In a lot of ways it feels like the encroaching decrepitude associated with Get Off My Lawn Syndrome. It might make me feel old – OK it definitely does – but I had those old man tendencies before they were cool (I know, they’re not remotely cool). Those new-fangled multi-whatsits will rot your brains kids. The truth is really that I am and have always been somewhat of an antisocial gamer. When I would play online it was always with a small group of well-known friends. I play Metal Gear V in offline mode because I don’t want to have my shit ransacked (and having all my in-game money reliant on their sluggish online service is a pain in the ass).
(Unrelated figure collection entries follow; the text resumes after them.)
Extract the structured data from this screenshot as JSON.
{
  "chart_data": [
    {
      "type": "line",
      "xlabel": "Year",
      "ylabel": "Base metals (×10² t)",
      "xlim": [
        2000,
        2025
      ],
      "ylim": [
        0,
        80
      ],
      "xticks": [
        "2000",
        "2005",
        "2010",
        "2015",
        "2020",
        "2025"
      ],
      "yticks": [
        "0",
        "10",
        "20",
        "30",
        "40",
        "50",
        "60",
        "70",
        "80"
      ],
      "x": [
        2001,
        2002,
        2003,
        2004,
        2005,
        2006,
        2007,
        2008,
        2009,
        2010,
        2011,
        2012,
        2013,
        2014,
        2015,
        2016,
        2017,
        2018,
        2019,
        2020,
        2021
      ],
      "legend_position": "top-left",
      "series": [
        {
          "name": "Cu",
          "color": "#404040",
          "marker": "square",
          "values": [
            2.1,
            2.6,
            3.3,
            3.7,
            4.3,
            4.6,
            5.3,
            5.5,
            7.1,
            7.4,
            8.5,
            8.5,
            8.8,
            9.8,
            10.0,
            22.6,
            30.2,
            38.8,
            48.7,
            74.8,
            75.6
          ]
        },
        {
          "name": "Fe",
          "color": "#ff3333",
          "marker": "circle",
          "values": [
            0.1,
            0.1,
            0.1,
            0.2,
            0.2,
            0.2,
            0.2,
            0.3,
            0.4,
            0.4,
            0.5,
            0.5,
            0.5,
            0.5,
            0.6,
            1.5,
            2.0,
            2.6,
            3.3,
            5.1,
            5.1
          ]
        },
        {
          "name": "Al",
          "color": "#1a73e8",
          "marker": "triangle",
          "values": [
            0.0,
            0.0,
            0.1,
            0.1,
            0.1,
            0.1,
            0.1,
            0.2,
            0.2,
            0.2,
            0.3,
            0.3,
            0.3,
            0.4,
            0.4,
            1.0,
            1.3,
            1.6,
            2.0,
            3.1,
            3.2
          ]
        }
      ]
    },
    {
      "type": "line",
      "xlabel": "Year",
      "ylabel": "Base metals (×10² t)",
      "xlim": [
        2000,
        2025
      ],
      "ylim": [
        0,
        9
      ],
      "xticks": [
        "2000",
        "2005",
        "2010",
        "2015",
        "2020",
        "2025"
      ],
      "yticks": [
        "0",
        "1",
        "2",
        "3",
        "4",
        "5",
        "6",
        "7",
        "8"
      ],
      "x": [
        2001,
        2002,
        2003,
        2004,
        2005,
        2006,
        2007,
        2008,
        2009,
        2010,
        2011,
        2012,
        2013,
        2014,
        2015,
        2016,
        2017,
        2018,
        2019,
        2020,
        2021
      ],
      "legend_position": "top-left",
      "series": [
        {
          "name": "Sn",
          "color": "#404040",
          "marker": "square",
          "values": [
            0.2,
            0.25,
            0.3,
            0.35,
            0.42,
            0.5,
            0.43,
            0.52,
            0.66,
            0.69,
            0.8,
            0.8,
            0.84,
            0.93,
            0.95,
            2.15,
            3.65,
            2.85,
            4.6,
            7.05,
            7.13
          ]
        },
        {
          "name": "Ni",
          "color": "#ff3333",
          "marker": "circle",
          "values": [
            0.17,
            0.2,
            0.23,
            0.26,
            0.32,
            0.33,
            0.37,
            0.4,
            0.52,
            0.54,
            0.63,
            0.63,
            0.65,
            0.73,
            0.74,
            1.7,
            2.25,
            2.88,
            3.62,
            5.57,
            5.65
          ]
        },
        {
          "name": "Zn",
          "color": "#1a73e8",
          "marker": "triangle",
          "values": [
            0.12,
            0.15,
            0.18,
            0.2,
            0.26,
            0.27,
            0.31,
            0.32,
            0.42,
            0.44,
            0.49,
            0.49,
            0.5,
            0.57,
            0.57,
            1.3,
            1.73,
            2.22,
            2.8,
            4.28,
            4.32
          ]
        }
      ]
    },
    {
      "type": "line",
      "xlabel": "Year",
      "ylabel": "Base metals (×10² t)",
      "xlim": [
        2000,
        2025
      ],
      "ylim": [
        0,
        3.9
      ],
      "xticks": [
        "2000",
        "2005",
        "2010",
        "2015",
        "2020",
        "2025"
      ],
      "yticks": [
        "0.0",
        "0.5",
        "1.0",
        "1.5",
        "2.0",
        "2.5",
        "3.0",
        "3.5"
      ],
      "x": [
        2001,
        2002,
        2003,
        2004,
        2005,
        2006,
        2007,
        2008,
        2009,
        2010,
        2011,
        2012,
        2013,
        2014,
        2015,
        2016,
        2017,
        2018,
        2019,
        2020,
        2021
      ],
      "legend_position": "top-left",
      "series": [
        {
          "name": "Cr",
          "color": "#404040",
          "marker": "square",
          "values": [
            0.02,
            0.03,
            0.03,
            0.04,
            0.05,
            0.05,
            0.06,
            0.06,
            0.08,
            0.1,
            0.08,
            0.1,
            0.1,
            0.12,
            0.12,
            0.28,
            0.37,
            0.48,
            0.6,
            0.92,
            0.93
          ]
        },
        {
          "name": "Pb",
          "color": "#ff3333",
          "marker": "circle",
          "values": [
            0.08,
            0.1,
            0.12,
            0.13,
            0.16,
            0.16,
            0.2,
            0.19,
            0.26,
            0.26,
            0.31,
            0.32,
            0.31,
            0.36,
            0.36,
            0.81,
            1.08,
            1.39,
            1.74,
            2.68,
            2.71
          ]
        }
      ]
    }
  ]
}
I don’t even really like playing co-op games. Having to defer playing until schedules align, being the dead weight or having a friend be dead weight, trying to explain complex ideas over voice chat (I hate talking on the phone too, btw) – none of this appeals to me. Luckily there are still enough games with a decent single-player experience to sate my thirst for quality gaming experiences. As much as I was disappointed in the story that made up Fallout 4, I’ve found enough meat in the side quests and general entertainment of murdering Gunners and Super Mutants that I’ve sunk an embarrassing amount of time into it and I’m really looking forward to the DLC that should be start trickling out in the next few days. It’s not all bad news for the antisocial gamers out there – there’s a new System Shock, a minor resurgence in old-school computer RPGs (think Baldur’s Gate or Icewind Dale), and the flourishing “indie” scene is a hotbed of unique if not well crafted single-player experiences. Don’t be surprised if I chime in on whatever my current obsession is from time to time. For now I’m going to go back to being antisocial and start killing some robots since there’s new DLC for Fallout 4.